Ketidakpuasan bentuk tubuh memotivasi wanita untuk selalu berusaha meningkatkan daya tarik fisiknya (Melliana, 2006). Hal ini didukung oleh semakin banyaknya wanita yang tertarik dengan berbagai jenis olahraga fitness center, antara lain aikido, aerobik, body sculpting, serta yoga dengan tujuan untuk memperbaiki serta mendapatkan penampilan fisik yang diinginkan. Serangkaian olahraga tersebut peminatnya tinggi bukan hanya karena trend, tetapi juga karena dipercaya dapat membantu wanita dalam menjaga bentuk tubuhnya supaya selalu tampil menarik (Defika, 2016).

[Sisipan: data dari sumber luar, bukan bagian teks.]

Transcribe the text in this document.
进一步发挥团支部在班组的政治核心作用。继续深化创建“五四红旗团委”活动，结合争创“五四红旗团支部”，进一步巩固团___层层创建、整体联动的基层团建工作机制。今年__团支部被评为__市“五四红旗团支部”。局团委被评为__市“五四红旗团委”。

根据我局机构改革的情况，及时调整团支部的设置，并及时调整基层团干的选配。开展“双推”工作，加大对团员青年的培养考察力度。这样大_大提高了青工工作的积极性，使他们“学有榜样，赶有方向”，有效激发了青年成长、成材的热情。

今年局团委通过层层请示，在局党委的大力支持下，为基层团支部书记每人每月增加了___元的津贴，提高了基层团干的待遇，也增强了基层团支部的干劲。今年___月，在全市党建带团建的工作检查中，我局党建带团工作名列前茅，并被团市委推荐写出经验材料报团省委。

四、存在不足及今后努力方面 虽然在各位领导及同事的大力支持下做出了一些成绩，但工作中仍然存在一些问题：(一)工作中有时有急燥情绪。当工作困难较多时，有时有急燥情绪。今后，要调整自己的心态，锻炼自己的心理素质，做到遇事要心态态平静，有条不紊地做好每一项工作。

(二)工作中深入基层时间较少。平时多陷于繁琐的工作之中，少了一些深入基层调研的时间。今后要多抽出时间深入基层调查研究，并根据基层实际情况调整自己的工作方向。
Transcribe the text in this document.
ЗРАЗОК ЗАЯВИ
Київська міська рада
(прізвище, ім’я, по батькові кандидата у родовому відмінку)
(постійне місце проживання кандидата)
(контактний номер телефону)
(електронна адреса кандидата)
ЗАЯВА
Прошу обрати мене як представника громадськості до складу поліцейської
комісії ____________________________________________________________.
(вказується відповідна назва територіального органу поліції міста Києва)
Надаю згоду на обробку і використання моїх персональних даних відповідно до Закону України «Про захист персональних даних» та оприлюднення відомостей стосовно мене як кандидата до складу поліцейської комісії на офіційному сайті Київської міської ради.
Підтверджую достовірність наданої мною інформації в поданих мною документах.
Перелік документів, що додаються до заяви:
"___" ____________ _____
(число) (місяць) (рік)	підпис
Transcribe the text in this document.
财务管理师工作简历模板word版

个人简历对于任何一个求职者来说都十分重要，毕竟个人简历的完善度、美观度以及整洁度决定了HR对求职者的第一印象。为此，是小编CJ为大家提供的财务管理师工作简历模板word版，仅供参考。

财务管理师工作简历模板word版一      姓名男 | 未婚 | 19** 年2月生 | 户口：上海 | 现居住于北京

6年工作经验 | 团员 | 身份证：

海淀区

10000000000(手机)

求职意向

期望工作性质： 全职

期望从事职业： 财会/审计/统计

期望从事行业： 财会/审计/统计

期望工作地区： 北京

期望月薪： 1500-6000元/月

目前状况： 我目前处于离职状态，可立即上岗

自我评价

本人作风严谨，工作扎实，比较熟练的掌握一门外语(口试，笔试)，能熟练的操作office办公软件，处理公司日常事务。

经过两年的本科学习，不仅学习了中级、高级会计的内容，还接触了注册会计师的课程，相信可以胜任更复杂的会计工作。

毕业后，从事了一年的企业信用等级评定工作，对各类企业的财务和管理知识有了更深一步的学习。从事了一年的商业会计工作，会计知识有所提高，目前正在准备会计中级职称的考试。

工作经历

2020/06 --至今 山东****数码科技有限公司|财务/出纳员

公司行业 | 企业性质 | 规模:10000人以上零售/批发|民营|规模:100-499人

Havighurst (dalam Santrock, 2007) menjelaskan bahwa salah satu tugas perkembangan remaja ialah menerima keadaan fisiknya dan mempergunakan tubuhnya dengan baik. Sejalan dengan hal itu, pendapat Gongora (2014) juga menjelaskan bahwa remaja seharusnya bisa menghindari ketidakpuasan terhadap tubuhnya agar dapat memiliki tingkat kepuasan hidup yang tinggi. Kemudian, dijelaskan lagi oleh Brannan & Petrie (2011), kepuasan hidup yang tinggi dapat mengurangi dampak body dissatisfaction sehingga dapat menghasilkan keadaan psikologis yang lebih sehat.

Beberapa penelitian menunjukkan bahwa kebanyakan remaja perempuan tidak puas dan membenci perubahan fisik yang terjadi setelah pubertas lebih dari laki-laki (Gatti, dkk, 2014). Hal ini sesuai dengan pernyataan Cash dan Pruzinsky

(5)

(2002) bahwa antara 40 sampai 70 % remaja perempuan merasa tidak puas dengan setidaknya dua elemen tubuh yang dimiliki, hal ini disebabkan terkait penambahan massa lemak tubuh di bagian pantat, pinggul, perut, serta paha. Tentu saja hal ini bertentangan pada salah satu tugas perkembangan remaja, remaja seharusnya bisa menerima fisiknya dan membangun self esteem yang baik sehingga tidak berdampak pada dirinya sendiri, dan tidak sampai mengalami ketidakpuasan tubuh, namun berdasarkan fakta di lapangan menunjukkan hal yang sebaliknya.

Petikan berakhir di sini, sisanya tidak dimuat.